The Wisconsin Women’s Law Journal will celebrate its 20th anniversary with a symposium on December 5, 2005, beginning at 12:30 p.m. in Lubar Commons, Room 7200 of the UW Law School. Three distinguished speakers will present papers.
Keynote speaker is Katharine Silbaugh, professor and associate dean for academic affairs at Boston University School of Law. Silbaugh is widely recognized for her pioneering work on the legal response to women’s domestic labor. Recently, she contributed to the plaintiffs' case in Goodridge v. Department of Public Health, the landmark Massachusetts case leading to the first court-approved same-sex marriages in 2004.

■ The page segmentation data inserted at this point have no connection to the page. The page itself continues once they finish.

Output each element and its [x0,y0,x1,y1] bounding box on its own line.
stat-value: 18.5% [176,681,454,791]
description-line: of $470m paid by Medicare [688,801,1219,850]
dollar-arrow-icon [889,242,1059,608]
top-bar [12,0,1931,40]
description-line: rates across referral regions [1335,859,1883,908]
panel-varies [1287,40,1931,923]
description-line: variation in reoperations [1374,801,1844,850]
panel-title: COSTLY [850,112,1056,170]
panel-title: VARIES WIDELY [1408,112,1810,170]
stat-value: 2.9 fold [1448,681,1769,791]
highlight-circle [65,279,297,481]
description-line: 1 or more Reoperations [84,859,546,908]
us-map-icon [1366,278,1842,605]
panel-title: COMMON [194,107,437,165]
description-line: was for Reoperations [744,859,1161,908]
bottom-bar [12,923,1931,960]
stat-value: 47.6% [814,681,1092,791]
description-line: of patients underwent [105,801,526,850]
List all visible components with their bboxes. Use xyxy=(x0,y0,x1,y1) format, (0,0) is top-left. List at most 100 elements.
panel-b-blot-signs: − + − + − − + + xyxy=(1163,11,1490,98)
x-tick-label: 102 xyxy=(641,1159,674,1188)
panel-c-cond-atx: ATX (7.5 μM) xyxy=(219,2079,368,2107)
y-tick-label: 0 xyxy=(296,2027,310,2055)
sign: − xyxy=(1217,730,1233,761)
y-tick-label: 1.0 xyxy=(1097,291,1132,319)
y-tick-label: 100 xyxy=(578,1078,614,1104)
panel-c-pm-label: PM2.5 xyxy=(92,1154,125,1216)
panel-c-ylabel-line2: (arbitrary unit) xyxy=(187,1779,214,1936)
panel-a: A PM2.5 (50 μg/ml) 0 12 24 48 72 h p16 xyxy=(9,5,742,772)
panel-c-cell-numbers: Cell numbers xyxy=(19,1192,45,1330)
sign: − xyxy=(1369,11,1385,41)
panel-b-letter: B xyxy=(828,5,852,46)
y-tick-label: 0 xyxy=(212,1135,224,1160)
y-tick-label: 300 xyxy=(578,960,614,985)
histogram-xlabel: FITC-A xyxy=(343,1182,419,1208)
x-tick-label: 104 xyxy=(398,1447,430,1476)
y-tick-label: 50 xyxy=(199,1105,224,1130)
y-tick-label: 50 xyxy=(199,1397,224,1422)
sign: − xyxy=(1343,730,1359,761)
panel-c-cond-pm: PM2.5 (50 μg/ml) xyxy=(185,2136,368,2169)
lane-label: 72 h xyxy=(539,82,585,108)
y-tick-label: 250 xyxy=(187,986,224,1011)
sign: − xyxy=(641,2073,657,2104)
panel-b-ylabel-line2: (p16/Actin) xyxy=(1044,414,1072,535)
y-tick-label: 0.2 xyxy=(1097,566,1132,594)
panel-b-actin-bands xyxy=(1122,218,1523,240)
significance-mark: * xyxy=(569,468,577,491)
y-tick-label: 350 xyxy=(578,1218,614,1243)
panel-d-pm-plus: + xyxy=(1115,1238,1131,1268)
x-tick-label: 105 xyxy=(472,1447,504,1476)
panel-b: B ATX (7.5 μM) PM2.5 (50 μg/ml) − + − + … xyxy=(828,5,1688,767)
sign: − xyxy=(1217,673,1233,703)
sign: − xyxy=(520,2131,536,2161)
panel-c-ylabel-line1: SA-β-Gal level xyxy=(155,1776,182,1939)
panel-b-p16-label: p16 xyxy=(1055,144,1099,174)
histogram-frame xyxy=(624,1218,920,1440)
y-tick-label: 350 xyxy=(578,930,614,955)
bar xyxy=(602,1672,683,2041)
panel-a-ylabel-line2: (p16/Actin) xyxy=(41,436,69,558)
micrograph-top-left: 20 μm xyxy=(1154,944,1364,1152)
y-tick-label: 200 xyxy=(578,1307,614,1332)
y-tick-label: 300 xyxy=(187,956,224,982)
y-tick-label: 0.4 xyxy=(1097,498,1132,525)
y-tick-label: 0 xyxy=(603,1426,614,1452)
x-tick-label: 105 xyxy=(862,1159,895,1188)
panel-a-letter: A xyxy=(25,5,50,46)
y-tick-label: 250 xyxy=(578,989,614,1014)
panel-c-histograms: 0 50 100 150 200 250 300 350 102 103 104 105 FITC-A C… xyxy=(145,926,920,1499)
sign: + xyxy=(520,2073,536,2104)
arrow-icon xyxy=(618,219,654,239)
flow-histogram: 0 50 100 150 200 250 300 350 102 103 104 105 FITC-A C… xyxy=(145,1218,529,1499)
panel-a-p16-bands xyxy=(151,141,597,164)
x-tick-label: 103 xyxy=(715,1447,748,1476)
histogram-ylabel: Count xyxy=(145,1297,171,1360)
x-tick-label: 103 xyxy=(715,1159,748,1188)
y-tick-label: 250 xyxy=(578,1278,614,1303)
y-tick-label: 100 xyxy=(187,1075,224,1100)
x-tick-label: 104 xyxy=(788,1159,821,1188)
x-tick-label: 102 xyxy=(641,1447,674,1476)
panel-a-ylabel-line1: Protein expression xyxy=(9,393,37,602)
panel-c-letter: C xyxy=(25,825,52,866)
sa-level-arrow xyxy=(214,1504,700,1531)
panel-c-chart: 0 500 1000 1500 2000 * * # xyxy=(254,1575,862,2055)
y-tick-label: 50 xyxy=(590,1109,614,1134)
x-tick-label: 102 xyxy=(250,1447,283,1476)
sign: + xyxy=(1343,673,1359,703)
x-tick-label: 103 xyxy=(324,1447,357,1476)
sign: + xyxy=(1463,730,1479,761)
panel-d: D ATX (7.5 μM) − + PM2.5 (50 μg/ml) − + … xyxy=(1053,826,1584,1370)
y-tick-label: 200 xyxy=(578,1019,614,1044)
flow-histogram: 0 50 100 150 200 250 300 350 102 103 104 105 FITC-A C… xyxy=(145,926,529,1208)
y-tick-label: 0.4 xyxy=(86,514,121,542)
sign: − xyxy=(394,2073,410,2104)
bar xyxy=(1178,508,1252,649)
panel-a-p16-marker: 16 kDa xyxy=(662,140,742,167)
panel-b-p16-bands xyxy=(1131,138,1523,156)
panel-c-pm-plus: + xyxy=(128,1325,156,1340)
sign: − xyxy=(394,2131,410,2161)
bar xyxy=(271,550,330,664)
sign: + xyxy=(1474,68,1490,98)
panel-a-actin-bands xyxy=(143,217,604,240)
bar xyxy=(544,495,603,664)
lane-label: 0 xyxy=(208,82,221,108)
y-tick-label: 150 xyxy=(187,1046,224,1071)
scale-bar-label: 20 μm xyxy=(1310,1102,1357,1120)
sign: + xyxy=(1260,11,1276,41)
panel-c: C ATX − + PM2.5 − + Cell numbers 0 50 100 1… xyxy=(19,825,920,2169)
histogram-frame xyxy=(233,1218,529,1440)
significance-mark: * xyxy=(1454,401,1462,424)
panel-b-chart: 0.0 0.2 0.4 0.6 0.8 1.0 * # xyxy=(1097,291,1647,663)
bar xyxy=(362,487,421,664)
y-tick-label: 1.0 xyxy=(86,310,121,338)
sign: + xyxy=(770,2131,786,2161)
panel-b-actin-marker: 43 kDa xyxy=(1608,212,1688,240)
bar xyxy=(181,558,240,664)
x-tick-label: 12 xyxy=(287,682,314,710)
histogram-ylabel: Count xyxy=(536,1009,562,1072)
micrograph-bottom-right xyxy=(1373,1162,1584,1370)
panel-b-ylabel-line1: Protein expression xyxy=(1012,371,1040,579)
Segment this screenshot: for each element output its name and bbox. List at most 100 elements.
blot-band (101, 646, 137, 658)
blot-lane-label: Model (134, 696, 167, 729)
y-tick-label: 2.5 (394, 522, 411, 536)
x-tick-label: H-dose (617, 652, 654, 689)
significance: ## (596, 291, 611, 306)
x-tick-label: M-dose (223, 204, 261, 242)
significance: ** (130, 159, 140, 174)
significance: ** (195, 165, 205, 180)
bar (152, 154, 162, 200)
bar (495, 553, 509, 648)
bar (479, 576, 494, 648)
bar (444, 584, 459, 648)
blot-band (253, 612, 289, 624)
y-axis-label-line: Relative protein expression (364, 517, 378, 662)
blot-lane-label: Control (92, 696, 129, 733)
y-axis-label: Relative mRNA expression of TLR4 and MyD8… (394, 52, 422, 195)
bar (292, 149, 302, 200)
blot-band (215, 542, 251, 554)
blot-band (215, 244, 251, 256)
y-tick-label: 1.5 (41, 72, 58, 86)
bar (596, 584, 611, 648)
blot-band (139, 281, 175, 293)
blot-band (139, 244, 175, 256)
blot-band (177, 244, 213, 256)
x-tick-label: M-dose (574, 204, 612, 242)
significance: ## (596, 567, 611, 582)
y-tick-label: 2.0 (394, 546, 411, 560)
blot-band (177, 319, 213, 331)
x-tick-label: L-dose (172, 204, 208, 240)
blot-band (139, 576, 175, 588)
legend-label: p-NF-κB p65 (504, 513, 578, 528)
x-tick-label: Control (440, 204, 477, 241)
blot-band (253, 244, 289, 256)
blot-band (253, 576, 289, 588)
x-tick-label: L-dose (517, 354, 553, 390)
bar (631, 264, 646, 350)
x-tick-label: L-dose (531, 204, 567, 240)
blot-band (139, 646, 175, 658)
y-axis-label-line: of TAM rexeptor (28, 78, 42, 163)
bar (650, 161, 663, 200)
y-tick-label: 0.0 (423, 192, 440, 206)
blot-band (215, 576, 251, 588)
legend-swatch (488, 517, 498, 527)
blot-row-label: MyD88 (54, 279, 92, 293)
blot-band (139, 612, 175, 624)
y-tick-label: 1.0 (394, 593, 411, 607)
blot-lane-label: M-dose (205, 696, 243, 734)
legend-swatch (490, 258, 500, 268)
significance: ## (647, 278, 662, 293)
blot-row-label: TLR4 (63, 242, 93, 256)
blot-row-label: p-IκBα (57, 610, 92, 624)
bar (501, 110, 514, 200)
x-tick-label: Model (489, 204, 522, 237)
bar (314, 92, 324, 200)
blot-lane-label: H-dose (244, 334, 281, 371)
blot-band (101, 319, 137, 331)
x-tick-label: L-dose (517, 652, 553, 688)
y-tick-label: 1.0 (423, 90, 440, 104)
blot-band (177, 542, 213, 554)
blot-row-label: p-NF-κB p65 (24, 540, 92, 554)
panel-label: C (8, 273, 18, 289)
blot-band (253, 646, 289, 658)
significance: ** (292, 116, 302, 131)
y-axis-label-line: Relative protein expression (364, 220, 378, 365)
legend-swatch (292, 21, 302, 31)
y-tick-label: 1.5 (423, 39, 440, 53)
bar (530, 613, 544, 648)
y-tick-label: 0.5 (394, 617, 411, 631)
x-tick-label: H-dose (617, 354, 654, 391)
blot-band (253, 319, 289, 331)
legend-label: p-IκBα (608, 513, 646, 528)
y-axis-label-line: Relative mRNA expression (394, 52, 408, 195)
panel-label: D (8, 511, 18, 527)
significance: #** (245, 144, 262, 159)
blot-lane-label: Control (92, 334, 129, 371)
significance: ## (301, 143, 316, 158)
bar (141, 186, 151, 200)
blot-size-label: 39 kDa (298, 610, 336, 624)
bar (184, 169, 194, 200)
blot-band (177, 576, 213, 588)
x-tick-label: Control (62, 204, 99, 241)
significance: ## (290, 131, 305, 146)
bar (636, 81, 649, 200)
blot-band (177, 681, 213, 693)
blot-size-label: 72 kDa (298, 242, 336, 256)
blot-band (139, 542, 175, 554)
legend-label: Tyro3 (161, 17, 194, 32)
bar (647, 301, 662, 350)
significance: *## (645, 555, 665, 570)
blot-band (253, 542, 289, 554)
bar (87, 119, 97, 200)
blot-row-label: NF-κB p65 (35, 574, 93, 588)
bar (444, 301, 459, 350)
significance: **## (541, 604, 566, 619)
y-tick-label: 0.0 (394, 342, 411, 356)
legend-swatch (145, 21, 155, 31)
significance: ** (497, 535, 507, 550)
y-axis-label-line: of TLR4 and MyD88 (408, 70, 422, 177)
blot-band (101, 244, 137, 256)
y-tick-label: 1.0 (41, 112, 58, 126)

Silbaugh will present her article titled "The Practice of Marriage, in which she looks at a number of recent cases and developments, ranging from the Massachusetts Supreme Judicial Court opinion in Goodridge, the Terri Schiavo controversy, the prosecution of polygamist Tom Green in Utah, and the issuance of the ALI Family Law Principles, that have demonstrated that neither the functional nor the formal definition of marriage can survive on its own.
[CANCELLED: The symposium’s second presenter will be Jennifer Racine, a previous Wisconsin Women’s Law Journal (WWLJ) board member and registered patent attorney at LaFollete Godfrey & Kahn. Racine is currently co-teaching copyright law at the Law School. Her paper is titled, "A Dangerous Place for Society and its Troubled Young Women: A Call for an End to Newborn Safe Haven Laws in Wisconsin and Beyond." Racine argues that newborn safe haven laws neither prevent the abandonment of newborn children, nor help preserve the health and future of their mothers.]
The third presenter will be Sally Day, also a previous WWLJ board member. Day will speak on "Mothers in Prison: How the Adoption and Safe Families Act of 1997 Threatens Parental Rights." Day's article looks at mothers in the criminal justice system and examines how the Act has greatly diminished their chances of retaining parental rights while incarcerated. She will also discuss how race, gender and social class all play a part in determining which parents are in jeopardy of permanently losing their children to adoption. Day represents parents in Termination of Parental Rights proceedings as an appointed counsel of the Wisconsin State Public Defender in Milwaukee County.
All three presentations will be published in a forthcoming issue of the journal.